Game Law Violations

Report from Wyoming

Chicago Man Hands Game Warden Counterfeit License;
Hands Court $5,000

The hunter hesitated to produce his deer license and when he did, the paper "although high quality, didn't seem quite right" and the "hunter's name appeared to be altered."

That prompted game warden Brady Vandeberg to get on the radio and check if the license was legitimate on that October 21, 1999 afternoon near Gun Sight Pass east of Jackson. The dispatcher responded the Wyoming Game and Fish Department had issued no such license.

The result has been a Chicago man recently pleading guilty, in 9th District Court in Jackson, to attempting to take a deer without a license. The 59-year-old man, also had his Wyoming hunting and fishing license privileges revoked through 2004, was placed on one year unsupervised probation and was ordered to be interviewed by G&F officers.

The original charge of felony fraud was reduced to the high misdemeanor charge through a plea agreement with the man and his Jackson attorney.

The man, a civil engineer at the University of Illinois-Chicago, said he photocopied his friend's Region H deer license, typed in his personal information and rephotocopied the fake license.

"Fundamentally, the man's crime was a major fraud to the state," Vandeberg said. "Anyone contemplating counterfeiting a license needs to know they could get convicted of a felony."

A felony conviction could land a hunting license counterfeiter in prison for up to 10 years, plus up to a $10,000 fine.

In 1999, the man legitimately drew a general elk license and an area 17 moose license. Until his license privilege revocation, he had been a frequent Wyoming hunter.

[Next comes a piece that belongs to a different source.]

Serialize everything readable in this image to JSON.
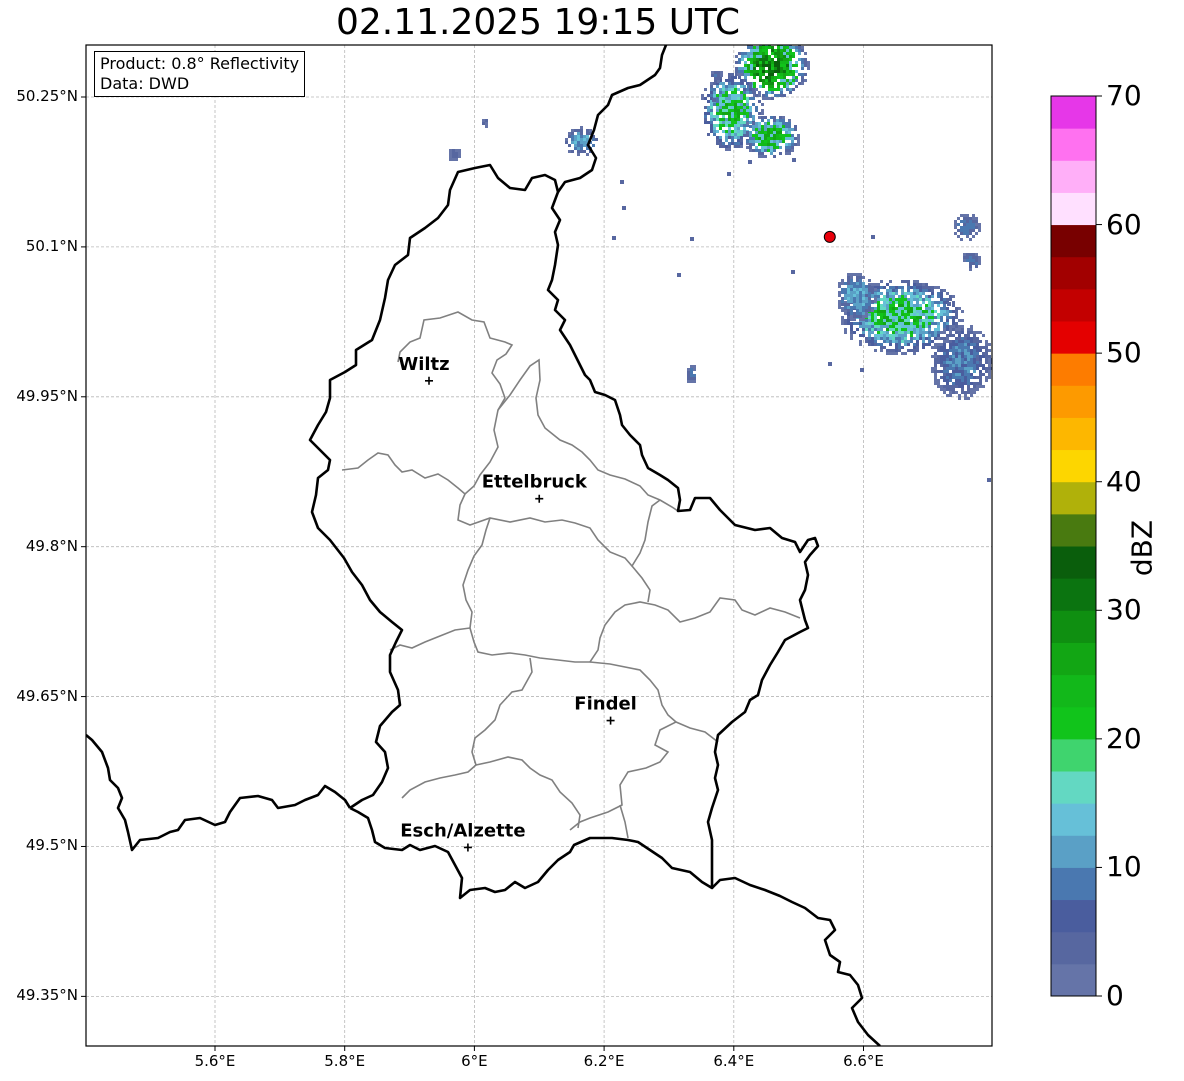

From 1996-98, he drew three elk licenses and one deer license. In 2000, he unsuccessfully applied for elk and bought a sheep license preference point.

G&F officers routinely check the paper quality of licenses and other identifying features to detect counterfeit licenses.

In 1977, Pinedale game warden Dennis Almquist detected a counterfeit moose license attached to a carcass. Investigation revealed two other hunting companions also concocted counterfeit licenses. All three Florida hunters were convicted of hunting on an improper license.